Hush-hush tales from the world of stock markets, banking, corporate world and corridors of power
Last Updated: April 27, 2022 / 08:54 AM IST
The share price of the flagship of this diversified conglomerate has risen steadily in the past month or so, outperforming its peers. The relatively new head honcho is keen on making many changes and word on the street is that an elaborate rejig exercise could be on the cards including separation of business verticals, inducting investors in emerging businesses and the works. Keep an eye out on this group folks.
KISS AND MAKE UP, SHALL WE?
The peace pipe may soon be smoked between the family members of this chemicals firm and D-Street whispers suggest that all differences are likely to have been sorted out and the settlement terms may involve the potential exit of one of the key stakeholders. Let’s wait for the fine print and see how the markets react.
EDTECH M&A WARS
Word on the deal street is that a test-prep company based out of western India is looking to sell either part or full stake to an edtech player. While at least two edtech players are believed to be evaluating the possibility, we hear the deal is stuck on the valuation aspect and is therefore getting stretched. Location-specific physical test prep has taken a backseat and more so after the pandemic. The target firm is apparently keen on tapping a sectoral investor in the education space, rather than fading into oblivion. One edtech co-founder quipped: “I can confirm the talks and must underline, don’t count us out.” Care to take an educated guess, anyone?
NOT SO FAST!
India’s aviation regulator DGCA recently suspended 90 pilots of SpiceJet from operating a particular model of aircraft that restarted flying only last year after being grounded for 20 months following two deadly crashes. We hear from DGCA insiders that the regulator’s probe may get the airline and the aircraft maker into trouble for the potential negligence by training officials. The industry is abuzz with chatter that so keen was the aircraft maker and the airline to get the aircraft flying again that they allegedly rushed the training process of pilots. Word of advice for the training officials: “Turbulence ahead, fasten your seatbelts now!”
The chief minister of a state, elected to power for the second straight term in March, has started taking review meeting of all the departments. Buzz is that a senior cabinet minister in the government has directed his bureaucrats to ensure that there is a picture of the chief minister in each slide of the power point presentation to be displayed in the review meeting. Wait, it doesn’t end here folks. The minister is said to have insisted that the chief minister’s picture in each slide should be from different events.

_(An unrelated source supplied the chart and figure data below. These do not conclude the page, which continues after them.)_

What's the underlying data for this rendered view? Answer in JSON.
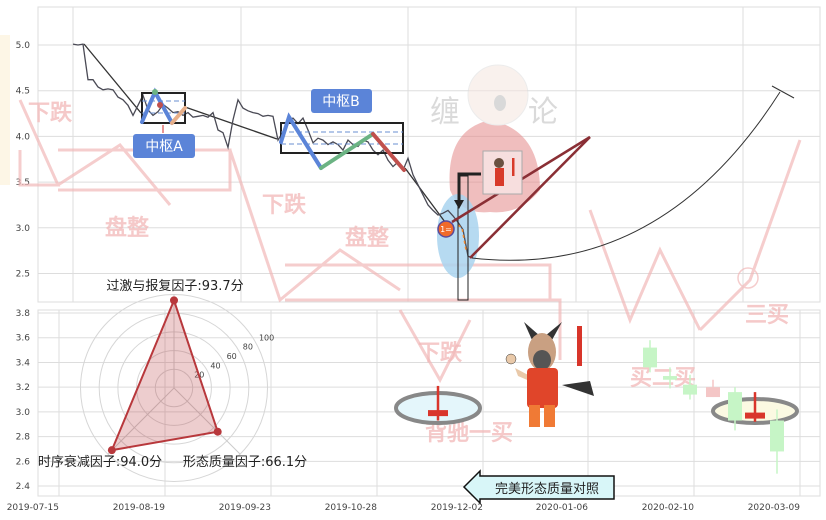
{
  "chart_data": [
    {
      "type": "line",
      "title": "",
      "yticks": [
        "5.0",
        "4.5",
        "4.0",
        "3.5",
        "3.0",
        "2.5"
      ],
      "ylim": [
        2.3,
        5.4
      ],
      "grid": true,
      "series": [
        {
          "values": [
            5.01,
            5.0,
            5.01,
            4.62,
            4.62,
            4.54,
            4.51,
            4.52,
            4.51,
            4.43,
            4.4,
            4.34,
            4.23,
            4.34,
            4.45,
            4.29,
            4.23,
            4.27,
            4.35,
            4.31,
            4.26,
            4.27,
            4.23,
            4.26,
            4.21,
            4.22,
            4.23,
            4.21,
            4.26,
            4.07,
            4.04,
            3.88,
            4.18,
            4.4,
            4.31,
            4.28,
            4.26,
            4.25,
            4.22,
            4.23,
            4.22,
            3.96,
            4.05,
            4.18,
            4.2,
            4.14,
            4.2,
            4.07,
            3.93,
            3.98,
            3.96,
            3.91,
            3.94,
            3.91,
            3.85,
            3.96,
            3.91,
            3.89,
            3.96,
            3.94,
            3.85,
            3.8,
            3.85,
            3.74,
            3.67,
            3.72,
            3.63,
            3.76,
            3.58,
            3.47,
            3.36,
            3.25,
            3.19,
            3.14,
            3.16,
            3.19,
            3.13,
            3.06,
            2.98,
            2.69,
            2.67
          ]
        }
      ],
      "annotations": {
        "pivot_a": "中枢A",
        "pivot_b": "中枢B",
        "marker": "1="
      }
    },
    {
      "type": "candlestick",
      "yticks": [
        "3.8",
        "3.6",
        "3.4",
        "3.2",
        "3.0",
        "2.8",
        "2.6",
        "2.4"
      ],
      "ylim": [
        2.35,
        3.82
      ],
      "xticks": [
        "2019-07-15",
        "2019-08-19",
        "2019-09-23",
        "2019-10-28",
        "2019-12-02",
        "2020-01-06",
        "2020-02-10",
        "2020-03-09"
      ],
      "grid": true,
      "candles": [
        {
          "open": 2.99,
          "close": 2.99,
          "high": 3.21,
          "low": 2.93,
          "color": "#d9352b",
          "highlight": true
        },
        {
          "open": 3.52,
          "close": 3.36,
          "high": 3.58,
          "low": 3.32,
          "color": "#c6f5c6"
        },
        {
          "open": 3.29,
          "close": 3.26,
          "high": 3.36,
          "low": 3.19,
          "color": "#c6f5c6"
        },
        {
          "open": 3.22,
          "close": 3.14,
          "high": 3.3,
          "low": 3.1,
          "color": "#c6f5c6"
        },
        {
          "open": 3.12,
          "close": 3.2,
          "high": 3.26,
          "low": 3.12,
          "color": "#f4c6c6"
        },
        {
          "open": 3.16,
          "close": 2.93,
          "high": 3.2,
          "low": 2.85,
          "color": "#c6f5c6"
        },
        {
          "open": 2.97,
          "close": 2.97,
          "high": 3.16,
          "low": 2.92,
          "color": "#d9352b",
          "highlight": true
        },
        {
          "open": 2.93,
          "close": 2.68,
          "high": 3.02,
          "low": 2.5,
          "color": "#c6f5c6"
        }
      ]
    },
    {
      "type": "radar",
      "rings": [
        "20",
        "40",
        "60",
        "80",
        "100"
      ],
      "max": 100,
      "axes": [
        {
          "name": "过激与报复因子",
          "value": 93.7,
          "label": "过激与报复因子:93.7分"
        },
        {
          "name": "时序衰减因子",
          "value": 94.0,
          "label": "时序衰减因子:94.0分"
        },
        {
          "name": "形态质量因子",
          "value": 66.1,
          "label": "形态质量因子:66.1分"
        }
      ],
      "color": "#b8383c"
    }
  ],
  "callout": {
    "label": "完美形态质量对照"
  },
  "watermark": {
    "brand": [
      "缠",
      "论"
    ],
    "phrases": [
      "下跌",
      "盘整",
      "下跌",
      "盘整",
      "下跌",
      "背驰一买",
      "三买",
      "买二买"
    ]
  },
  "colors": {
    "pivot_label": "#5b84d8",
    "blue_leg": "#5b84d8",
    "green_leg": "#6bb383",
    "red_leg": "#c0504d",
    "ellipse_blue": "#a9d3ef"
  }
}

Pray why? The rationale given was that the chief minister will be happy looking at his pictures in the slides. Tsk tsk.
M&A LESSONS ANYONE?
This startup's plans to raise a round led by a fund fell through at the last moment we hear. The fund was all set to lead the round but suddenly asked for changes in terms and valuation just a couple of days before the term sheet was set to expire. The startup, in no mood to get shafted, pulled the round and went back to its current investors. Looks like it is all's well that ends well because it is set to announce its round led by a new investor in the next couple of weeks. But other investors and founders are now apparently wary of engaging with this fund going forward. This fund better watch out because bad word spreads mighty fast in the ecosystem.

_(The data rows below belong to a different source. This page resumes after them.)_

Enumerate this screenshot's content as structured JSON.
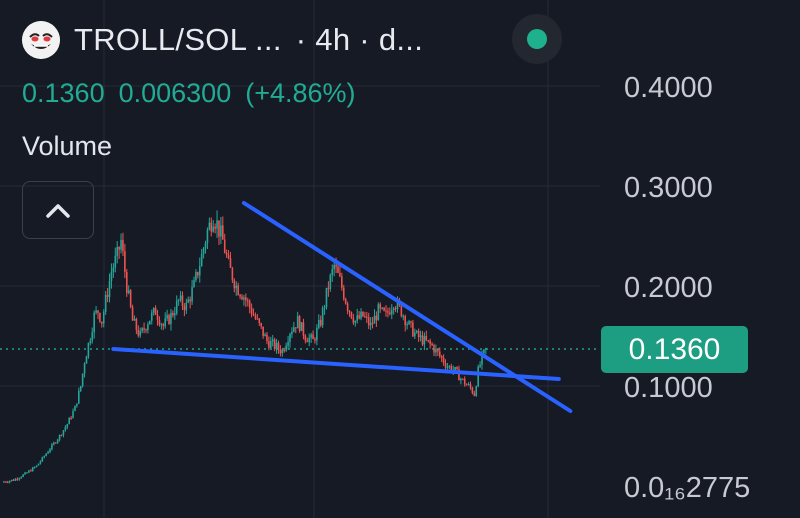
{
  "header": {
    "pair": "TROLL/SOL ...",
    "interval": "· 4h · d...",
    "avatar_icon": "troll-face-icon",
    "live_icon": "live-status-dot-icon"
  },
  "quote": {
    "price": "0.1360",
    "change_abs": "0.006300",
    "change_pct": "(+4.86%)"
  },
  "volume_label": "Volume",
  "collapse_icon": "chevron-up-icon",
  "colors": {
    "background": "#161a25",
    "up": "#26a69a",
    "down": "#ef5350",
    "trendline": "#2962ff",
    "price_tag": "#1d9e83",
    "grid": "#262b38"
  },
  "chart_data": {
    "type": "candlestick",
    "title": "TROLL/SOL · 4h",
    "y_ticks": [
      "0.4000",
      "0.3000",
      "0.2000",
      "0.1000",
      "0.0₁₆2775"
    ],
    "y_tick_values": [
      0.4,
      0.3,
      0.2,
      0.1,
      0.0
    ],
    "ylim": [
      0.0,
      0.44
    ],
    "last_price": 0.136,
    "last_price_label": "0.1360",
    "grid": true,
    "series_anchors": [
      [
        0,
        0.004
      ],
      [
        6,
        0.006
      ],
      [
        12,
        0.012
      ],
      [
        18,
        0.02
      ],
      [
        22,
        0.03
      ],
      [
        26,
        0.04
      ],
      [
        30,
        0.05
      ],
      [
        34,
        0.062
      ],
      [
        38,
        0.078
      ],
      [
        41,
        0.1
      ],
      [
        43,
        0.125
      ],
      [
        46,
        0.15
      ],
      [
        48,
        0.17
      ],
      [
        50,
        0.175
      ],
      [
        52,
        0.165
      ],
      [
        55,
        0.195
      ],
      [
        57,
        0.215
      ],
      [
        60,
        0.23
      ],
      [
        62,
        0.245
      ],
      [
        65,
        0.2
      ],
      [
        68,
        0.165
      ],
      [
        72,
        0.15
      ],
      [
        76,
        0.165
      ],
      [
        80,
        0.175
      ],
      [
        84,
        0.16
      ],
      [
        88,
        0.17
      ],
      [
        92,
        0.185
      ],
      [
        96,
        0.18
      ],
      [
        100,
        0.2
      ],
      [
        104,
        0.23
      ],
      [
        107,
        0.255
      ],
      [
        110,
        0.27
      ],
      [
        112,
        0.262
      ],
      [
        115,
        0.245
      ],
      [
        118,
        0.22
      ],
      [
        122,
        0.2
      ],
      [
        126,
        0.19
      ],
      [
        130,
        0.175
      ],
      [
        134,
        0.16
      ],
      [
        138,
        0.145
      ],
      [
        142,
        0.14
      ],
      [
        146,
        0.135
      ],
      [
        150,
        0.155
      ],
      [
        154,
        0.165
      ],
      [
        158,
        0.15
      ],
      [
        162,
        0.145
      ],
      [
        166,
        0.165
      ],
      [
        170,
        0.2
      ],
      [
        173,
        0.22
      ],
      [
        176,
        0.205
      ],
      [
        180,
        0.18
      ],
      [
        184,
        0.165
      ],
      [
        188,
        0.17
      ],
      [
        192,
        0.16
      ],
      [
        196,
        0.175
      ],
      [
        200,
        0.17
      ],
      [
        204,
        0.185
      ],
      [
        208,
        0.175
      ],
      [
        212,
        0.16
      ],
      [
        216,
        0.15
      ],
      [
        220,
        0.145
      ],
      [
        224,
        0.14
      ],
      [
        228,
        0.13
      ],
      [
        232,
        0.12
      ],
      [
        236,
        0.115
      ],
      [
        240,
        0.105
      ],
      [
        244,
        0.098
      ],
      [
        246,
        0.092
      ],
      [
        248,
        0.115
      ],
      [
        250,
        0.128
      ],
      [
        252,
        0.136
      ]
    ],
    "trendlines": [
      {
        "name": "descending resistance",
        "points": [
          [
            126,
            0.283
          ],
          [
            296,
            0.075
          ]
        ]
      },
      {
        "name": "support",
        "points": [
          [
            58,
            0.137
          ],
          [
            290,
            0.107
          ]
        ]
      }
    ]
  }
}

HEALTH INSURERS PLAN PURGE
Some health insurance companies have decided to deal with hospitals that gave them a tough time during the first and second COVID-19 waves with a firm hand. Many health insurance policyholders suffered during those phases as insurance companies and hospitals slugged it over treatment charges. Insurers accused hospitals of overcharging during crisis while the latter cited increased sanitisation and PPE kit costs, particularly in the initial days of the pandemic, to justify higher billing. Worse, instances of cashless facilities being denied also came to light at the peak of the crisis. The Insurance Regulatory and Development Authority of India (IRDAI) in January last year directed insurers to settle claims as per their cashless agreements with hospitals. However, since India does not have a healthcare regulator, the insurance regulator or insurers have little control over hospitals’ conduct, the IRDAI now plans to seek the central government’s help to prevent a repeat of such incidents. Meanwhile, non-life insurance companies have started ‘blacklisting’ scores of hospitals that refused to adhere to cashless agreements or were seen to be overcharging. One leading private health insurer has already struck a whopping 200 hospitals off its cashless network and more insurance companies are contemplating taking this route to eliminate ‘errant’ hospitals from their preferred providers' list.

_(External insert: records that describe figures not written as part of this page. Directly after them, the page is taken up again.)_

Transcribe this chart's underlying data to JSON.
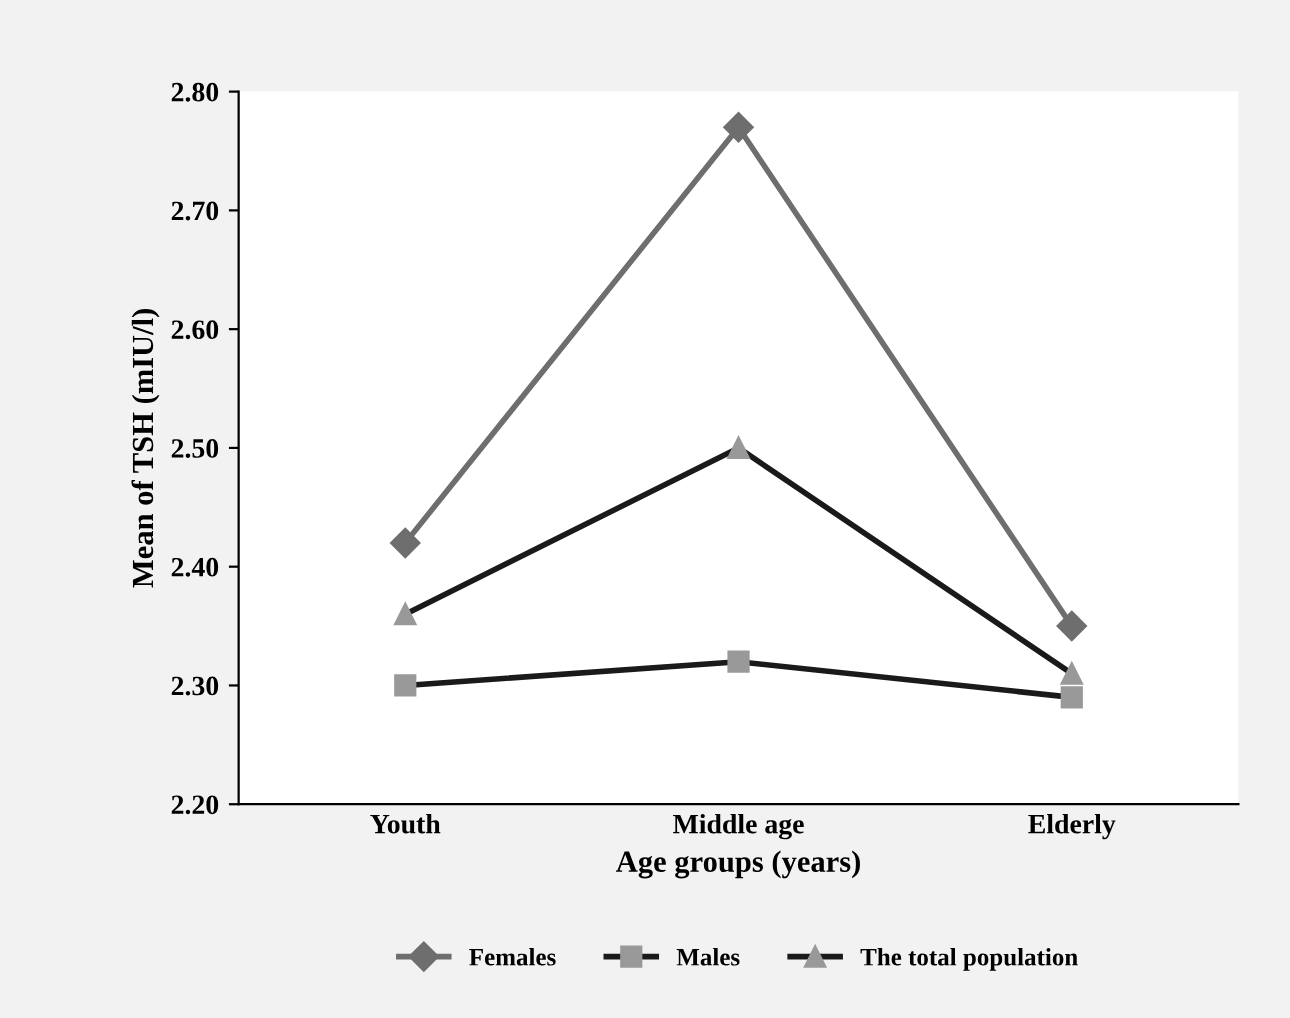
{
  "chart_data": {
    "type": "line",
    "xlabel": "Age groups (years)",
    "ylabel": "Mean of TSH (mIU/l)",
    "categories": [
      "Youth",
      "Middle age",
      "Elderly"
    ],
    "series": [
      {
        "name": "Females",
        "color": "#6e6e6e",
        "marker": "diamond",
        "values": [
          2.42,
          2.77,
          2.35
        ]
      },
      {
        "name": "Males",
        "color": "#1a1a1a",
        "marker": "square",
        "values": [
          2.3,
          2.32,
          2.29
        ]
      },
      {
        "name": "The total population",
        "color": "#1a1a1a",
        "marker": "triangle",
        "values": [
          2.36,
          2.5,
          2.31
        ]
      }
    ],
    "ylim": [
      2.2,
      2.8
    ],
    "yticks": [
      {
        "value": 2.2,
        "label": "2.20"
      },
      {
        "value": 2.3,
        "label": "2.30"
      },
      {
        "value": 2.4,
        "label": "2.40"
      },
      {
        "value": 2.5,
        "label": "2.50"
      },
      {
        "value": 2.6,
        "label": "2.60"
      },
      {
        "value": 2.7,
        "label": "2.70"
      },
      {
        "value": 2.8,
        "label": "2.80"
      }
    ],
    "grid": false,
    "legend": "bottom",
    "line_style": "solid"
  }
}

KGF-2 is RAKING IN THE MOOLAH
The second instalment in the multi-lingual KGF (Kolar Gold Fields) franchise is ruling the box office (Rs 900 crore in just 12 days) which probably has led to it fetching a really handsome price for its digital and satellite rights. We are told that the streaming and satellite rights value of KGF: Chapter 2 starring Kannada superstar Yash, Sanjay Dutt and Raveena Tandon is the highest so far, surpassing RRR which was sold to ZEE5 for Rs 330 crore. KGF Chapter 2 will soon start streaming on Amazon Prime Video. Meanwhile, star-led films like Akshay Kumar's Laxxmi Bomb and Ajay Devgn's Bhuj have been bought by over the top (OTT) platforms for Rs 125-110 crore.